The second is similar to the first except that instead of one leg going out straight, I keep it bent and raise it so the foot is even with the other knee. That’s my starting position. Then, keeping the other foot on the ground, I raise my hips as high as I can, then lower to the starting position. Again, two sets on each leg, 12 reps per set.

 

The third was added two weeks later. I cross my left leg over the right so my knees cross. Then I push the right leg down with my left knee until I feel the stretch through the right side of my hips and right thigh. I hold this for 60 seconds. I do this twice but don’t do both legs, probably because it was a different therapist that told me to do this one.

 

Anyway, I do the first one on Mondays, Wednesdays, and Fridays, the second on Tuesdays, Thursdays, and Saturdays. The third was recommended as at least three times a week, but I do it all six and take Sundays off unless I either forgot one of the other days or didn’t do it for some other reason.

 

You may remember that I started doing push-ups awhile back. A quick update. I abandoned the counter-top variety when I was able to do twenty from my knees. That was some time ago. Now I’m up to about 25 or so (my high has been 29) and every now and then I check in to see how many “regular” push-ups I can do. I’m now up to six. Not very impressive, but it’s progress. When I get to ten, I’ll start mixing regulars with knees. When I get to fifteen regulars, I’ll abandon the knee push-ups. The heroic assumption is painfully obvious. Anyway, I do the the knee variety six days a week and test the regulars on the seventh. The push-ups and three leg exercises are all done on the rug in my living room.

My new home gym.

I’ve now been in physical therapy for a little over a month. When I started, I had significant swelling. To counter this, I was instructed to raise my knee over the level of my heart for at least ten minutes twice a day with ice on it. I usually do 15 to 20 minutes. I do this by lying on my couch with the bad knee draped over the back. The ice was to reduce the swelling, though, and in my last visit, the swelling was declared to be a thing of the past. Since my main complaint was now stiffness, I was to switch to heat. I’m glad that in all my housecleaning I kept my heat pad.

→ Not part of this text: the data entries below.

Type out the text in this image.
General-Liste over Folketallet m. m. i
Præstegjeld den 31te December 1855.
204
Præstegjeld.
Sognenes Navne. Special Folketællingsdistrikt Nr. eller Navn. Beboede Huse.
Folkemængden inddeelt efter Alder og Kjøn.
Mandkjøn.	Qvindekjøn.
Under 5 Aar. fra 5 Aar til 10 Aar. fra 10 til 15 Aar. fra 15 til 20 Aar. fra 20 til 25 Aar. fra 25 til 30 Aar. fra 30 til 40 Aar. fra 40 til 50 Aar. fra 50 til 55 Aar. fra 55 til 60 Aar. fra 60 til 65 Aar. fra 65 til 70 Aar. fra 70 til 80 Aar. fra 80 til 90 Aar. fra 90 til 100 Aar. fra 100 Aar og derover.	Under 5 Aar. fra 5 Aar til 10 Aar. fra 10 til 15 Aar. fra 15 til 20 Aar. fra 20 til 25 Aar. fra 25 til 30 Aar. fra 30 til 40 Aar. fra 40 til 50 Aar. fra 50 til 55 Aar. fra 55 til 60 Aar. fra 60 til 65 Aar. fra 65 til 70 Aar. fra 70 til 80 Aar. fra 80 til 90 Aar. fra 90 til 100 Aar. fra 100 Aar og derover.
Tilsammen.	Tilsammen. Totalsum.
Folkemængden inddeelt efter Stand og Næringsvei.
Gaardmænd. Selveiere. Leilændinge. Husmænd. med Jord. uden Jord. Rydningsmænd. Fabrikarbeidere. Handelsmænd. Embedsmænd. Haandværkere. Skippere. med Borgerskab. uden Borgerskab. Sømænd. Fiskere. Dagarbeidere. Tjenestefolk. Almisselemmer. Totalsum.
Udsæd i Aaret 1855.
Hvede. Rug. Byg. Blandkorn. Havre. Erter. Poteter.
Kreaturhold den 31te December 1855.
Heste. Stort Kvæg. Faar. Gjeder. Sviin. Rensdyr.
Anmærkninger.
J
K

I find it ironic that the only piece of gym equipment I use in all of this is my couch, the symbol of slothful behavior. As in “couch potato.”

 

I still like to take my two-mile walks through my neighborhood.

 

Once my knee is healed to the point of no longer needing special exercises, I should probably replace them with either sit-ups (or crunches) or perhaps deep knee bends. I’ll decide that later. For now, though, I just want to get past my knee problems.